A Zona Morta, Stephen King: Minha vigésima leitura do autor.

 


Publicado em 1979, o livro "A zona morta", de Stephen King foi minha mais recente leitura finalizada. Nesse livro, o autor foge do gênero terror, com uma história que se encaixa melhor nos gêneros de ficção científica e suspense.

A zona morta se passa na cidade fictícia de Castle Rock, e é em fato, o primeiro livro no qual o autor cita a cidade. Johnny Smith é o grande protagonista, uma pessoa comum colocada em uma situação extraordinária e paranormal ao sofrer um acidente de carro. Chegando muito perto da morte, Johnny fica em coma por muitos anos e surpreendentemente acorda por volta de cinco anos depois.

Dentre os danos físicos sofridos, sua lesão neurológica é a que mais fica evidenciada, tanto que Johnny chama a parte do cérebro afetada de "zona morta". Ao tocar as pessoas, Johnny consegue ter visões tanto de coisas que estão acontecendo no momento, quanto coisas que acontecerão no futuro.

Um serial killer denominado como o estrangulador de Castle Rock assombra a cidade, e Johnny é convidado pela polícia local para ajudá-los e tentar localizar o assassino. Após investigar o local do último crime e ao tocar em um cigarro deixado próximo a um banco, Johnny consegue revelar a identidade do assassino. Frank Dodd, uma pessoa muito próxima a própria família do xerife não levanta suspeitas pois sempre pareceu ser alguém do bem. Relutante, o xerife aceita considerá-lo como suspeito, e ao investigar mais a fundo, descobre que ele era realmente o assassino em série.

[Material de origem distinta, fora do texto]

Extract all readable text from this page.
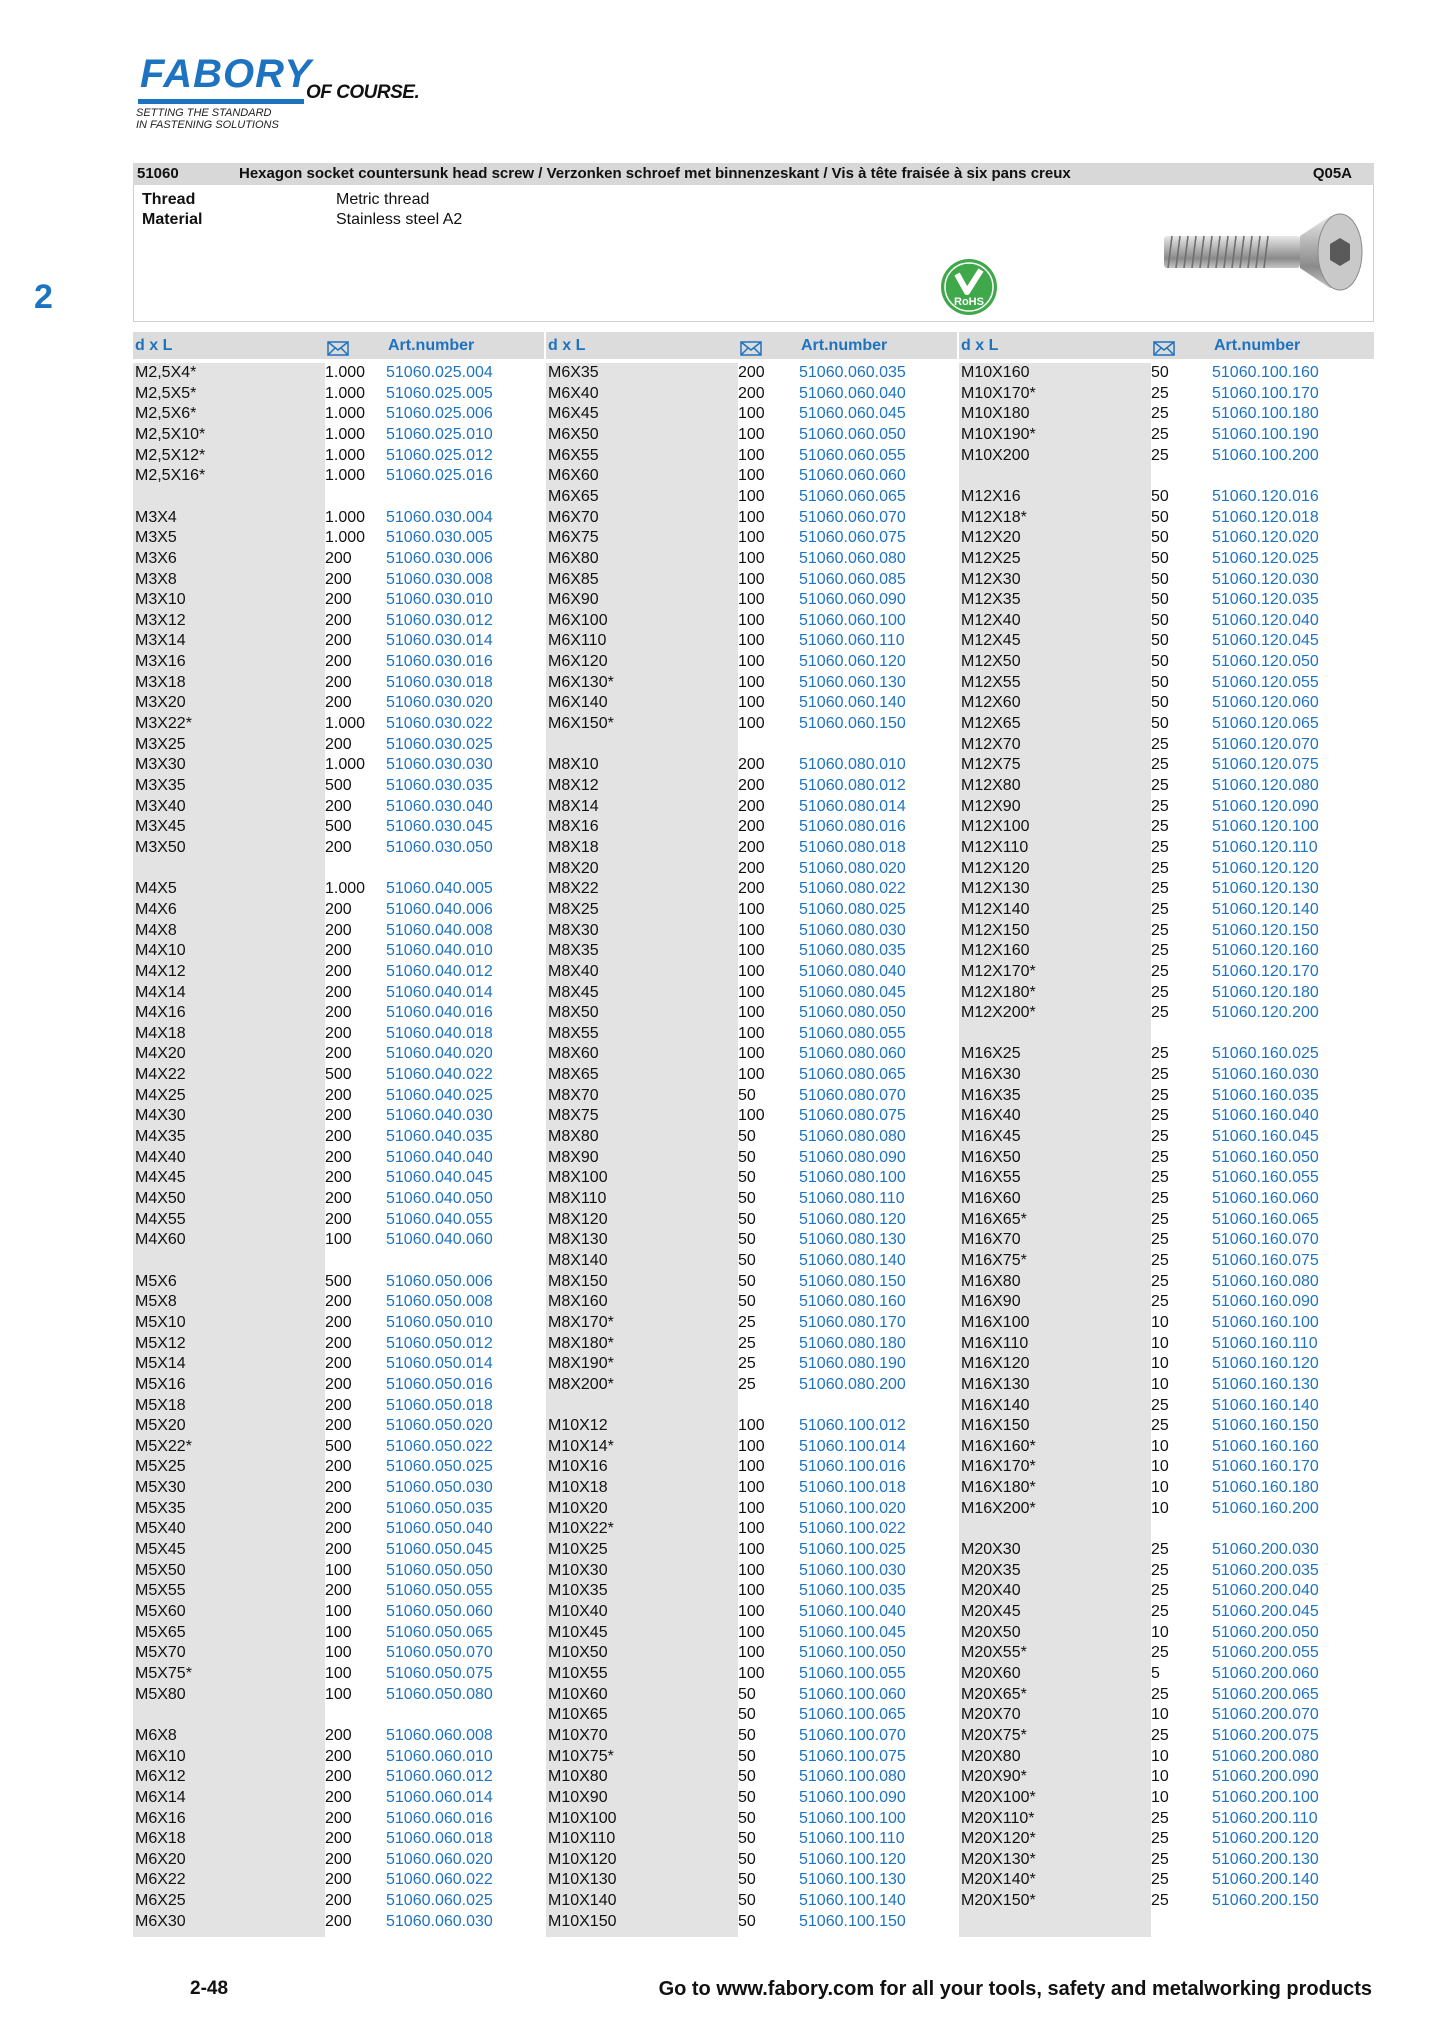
FABORY
OF COURSE.
SETTING THE STANDARD
IN FASTENING SOLUTIONS
2
51060	Hexagon socket countersunk head screw / Verzonken schroef met binnenzeskant / Vis à tête fraisée à six pans creux	Q05A
Thread	Metric thread
Material	Stainless steel A2
RoHS
d x L	Art.number	d x L	Art.number	d x L	Art.number
M2,5X4*	1.000 51060.025.004
M2,5X5*	1.000 51060.025.005
M2,5X6*	1.000 51060.025.006
M2,5X10*	1.000 51060.025.010
M2,5X12*	1.000 51060.025.012
M2,5X16*	1.000 51060.025.016
M3X4	1.000 51060.030.004
M3X5	1.000 51060.030.005
M3X6	200 51060.030.006
M3X8	200 51060.030.008
M3X10	200 51060.030.010
M3X12	200 51060.030.012
M3X14	200 51060.030.014
M3X16	200 51060.030.016
M3X18	200 51060.030.018
M3X20	200 51060.030.020
M3X22*	1.000 51060.030.022
M3X25	200 51060.030.025
M3X30	1.000 51060.030.030
M3X35	500 51060.030.035
M3X40	200 51060.030.040
M3X45	500 51060.030.045
M3X50	200 51060.030.050
M4X5	1.000 51060.040.005
M4X6	200 51060.040.006
M4X8	200 51060.040.008
M4X10	200 51060.040.010
M4X12	200 51060.040.012
M4X14	200 51060.040.014
M4X16	200 51060.040.016
M4X18	200 51060.040.018
M4X20	200 51060.040.020
M4X22	500 51060.040.022
M4X25	200 51060.040.025
M4X30	200 51060.040.030
M4X35	200 51060.040.035
M4X40	200 51060.040.040
M4X45	200 51060.040.045
M4X50	200 51060.040.050
M4X55	200 51060.040.055
M4X60	100 51060.040.060
M5X6	500 51060.050.006
M5X8	200 51060.050.008
M5X10	200 51060.050.010
M5X12	200 51060.050.012
M5X14	200 51060.050.014
M5X16	200 51060.050.016
M5X18	200 51060.050.018
M5X20	200 51060.050.020
M5X22*	500 51060.050.022
M5X25	200 51060.050.025
M5X30	200 51060.050.030
M5X35	200 51060.050.035
M5X40	200 51060.050.040
M5X45	200 51060.050.045
M5X50	100 51060.050.050
M5X55	200 51060.050.055
M5X60	100 51060.050.060
M5X65	100 51060.050.065
M5X70	100 51060.050.070
M5X75*	100 51060.050.075
M5X80	100 51060.050.080
M6X8	200 51060.060.008
M6X10	200 51060.060.010
M6X12	200 51060.060.012
M6X14	200 51060.060.014
M6X16	200 51060.060.016
M6X18	200 51060.060.018
M6X20	200 51060.060.020
M6X22	200 51060.060.022
M6X25	200 51060.060.025
M6X30	200 51060.060.030
M6X35	200 51060.060.035
M6X40	200 51060.060.040
M6X45	100 51060.060.045
M6X50	100 51060.060.050
M6X55	100 51060.060.055
M6X60	100 51060.060.060
M6X65	100 51060.060.065
M6X70	100 51060.060.070
M6X75	100 51060.060.075
M6X80	100 51060.060.080
M6X85	100 51060.060.085
M6X90	100 51060.060.090
M6X100	100 51060.060.100
M6X110	100 51060.060.110
M6X120	100 51060.060.120
M6X130*	100 51060.060.130
M6X140	100 51060.060.140
M6X150*	100 51060.060.150
M8X10	200 51060.080.010
M8X12	200 51060.080.012
M8X14	200 51060.080.014
M8X16	200 51060.080.016
M8X18	200 51060.080.018
M8X20	200 51060.080.020
M8X22	200 51060.080.022
M8X25	100 51060.080.025
M8X30	100 51060.080.030
M8X35	100 51060.080.035
M8X40	100 51060.080.040
M8X45	100 51060.080.045
M8X50	100 51060.080.050
M8X55	100 51060.080.055
M8X60	100 51060.080.060
M8X65	100 51060.080.065
M8X70	50	51060.080.070
M8X75	100 51060.080.075
M8X80	50	51060.080.080
M8X90	50	51060.080.090
M8X100	50	51060.080.100
M8X110	50	51060.080.110
M8X120	50	51060.080.120
M8X130	50	51060.080.130
M8X140	50	51060.080.140
M8X150	50	51060.080.150
M8X160	50	51060.080.160
M8X170*	25	51060.080.170
M8X180*	25	51060.080.180
M8X190*	25	51060.080.190
M8X200*	25	51060.080.200
M10X12	100 51060.100.012
M10X14*	100 51060.100.014
M10X16	100 51060.100.016
M10X18	100 51060.100.018
M10X20	100 51060.100.020
M10X22*	100 51060.100.022
M10X25	100 51060.100.025
M10X30	100 51060.100.030
M10X35	100 51060.100.035
M10X40	100 51060.100.040
M10X45	100 51060.100.045
M10X50	100 51060.100.050
M10X55	100 51060.100.055
M10X60	50	51060.100.060
M10X65	50	51060.100.065
M10X70	50	51060.100.070
M10X75*	50	51060.100.075
M10X80	50	51060.100.080
M10X90	50	51060.100.090
M10X100	50	51060.100.100
M10X110	50	51060.100.110
M10X120	50	51060.100.120
M10X130	50	51060.100.130
M10X140	50	51060.100.140
M10X150	50	51060.100.150
M10X160	50	51060.100.160
M10X170*	25	51060.100.170
M10X180	25	51060.100.180
M10X190*	25	51060.100.190
M10X200	25	51060.100.200
M12X16	50	51060.120.016
M12X18*	50	51060.120.018
M12X20	50	51060.120.020
M12X25	50	51060.120.025
M12X30	50	51060.120.030
M12X35	50	51060.120.035
M12X40	50	51060.120.040
M12X45	50	51060.120.045
M12X50	50	51060.120.050
M12X55	50	51060.120.055
M12X60	50	51060.120.060
M12X65	50	51060.120.065
M12X70	25	51060.120.070
M12X75	25	51060.120.075
M12X80	25	51060.120.080
M12X90	25	51060.120.090
M12X100	25	51060.120.100
M12X110	25	51060.120.110
M12X120	25	51060.120.120
M12X130	25	51060.120.130
M12X140	25	51060.120.140
M12X150	25	51060.120.150
M12X160	25	51060.120.160
M12X170*	25	51060.120.170
M12X180*	25	51060.120.180
M12X200*	25	51060.120.200
M16X25	25	51060.160.025
M16X30	25	51060.160.030
M16X35	25	51060.160.035
M16X40	25	51060.160.040
M16X45	25	51060.160.045
M16X50	25	51060.160.050
M16X55	25	51060.160.055
M16X60	25	51060.160.060
M16X65*	25	51060.160.065
M16X70	25	51060.160.070
M16X75*	25	51060.160.075
M16X80	25	51060.160.080
M16X90	25	51060.160.090
M16X100	10	51060.160.100
M16X110	10	51060.160.110
M16X120	10	51060.160.120
M16X130	10	51060.160.130
M16X140	25	51060.160.140
M16X150	25	51060.160.150
M16X160*	10	51060.160.160
M16X170*	10	51060.160.170
M16X180*	10	51060.160.180
M16X200*	10	51060.160.200
M20X30	25	51060.200.030
M20X35	25	51060.200.035
M20X40	25	51060.200.040
M20X45	25	51060.200.045
M20X50	10	51060.200.050
M20X55*	25	51060.200.055
M20X60	5	51060.200.060
M20X65*	25	51060.200.065
M20X70	10	51060.200.070
M20X75*	25	51060.200.075
M20X80	10	51060.200.080
M20X90*	10	51060.200.090
M20X100*	10	51060.200.100
M20X110*	25	51060.200.110
M20X120*	25	51060.200.120
M20X130*	25	51060.200.130
M20X140*	25	51060.200.140
M20X150*	25	51060.200.150
2-48	Go to www.fabory.com for all your tools, safety and metalworking products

O interesse público gerado a partir daí é imenso e Johnny sai de Castle Rock e muda-se para New Hampsire em busca de tranquilidade. Lá, ele vira tutor particular de um aluno que tem dificuldade de atenção e volta a atuar como professor. É nessa cidade que Johnny desperta um certo interesse pela política e volta sua atenção para Greg Stillson, que está se candidatando para o senado.

Greg Stillson é o grande vilão, e na minha opinião, é um dos os piores vilões dos livros de Stephen King que já li até hoje.

Ao cumprimentar Stillson, Johnny vê, no futuro, ele como presidente dos Estados Unidos, causando uma guerra de nível nuclear. Ele debate se deveria fazer algo a respeito disso, e conversa com algumas pessoas, indiretamente sobre o que fariam no lugar dele. 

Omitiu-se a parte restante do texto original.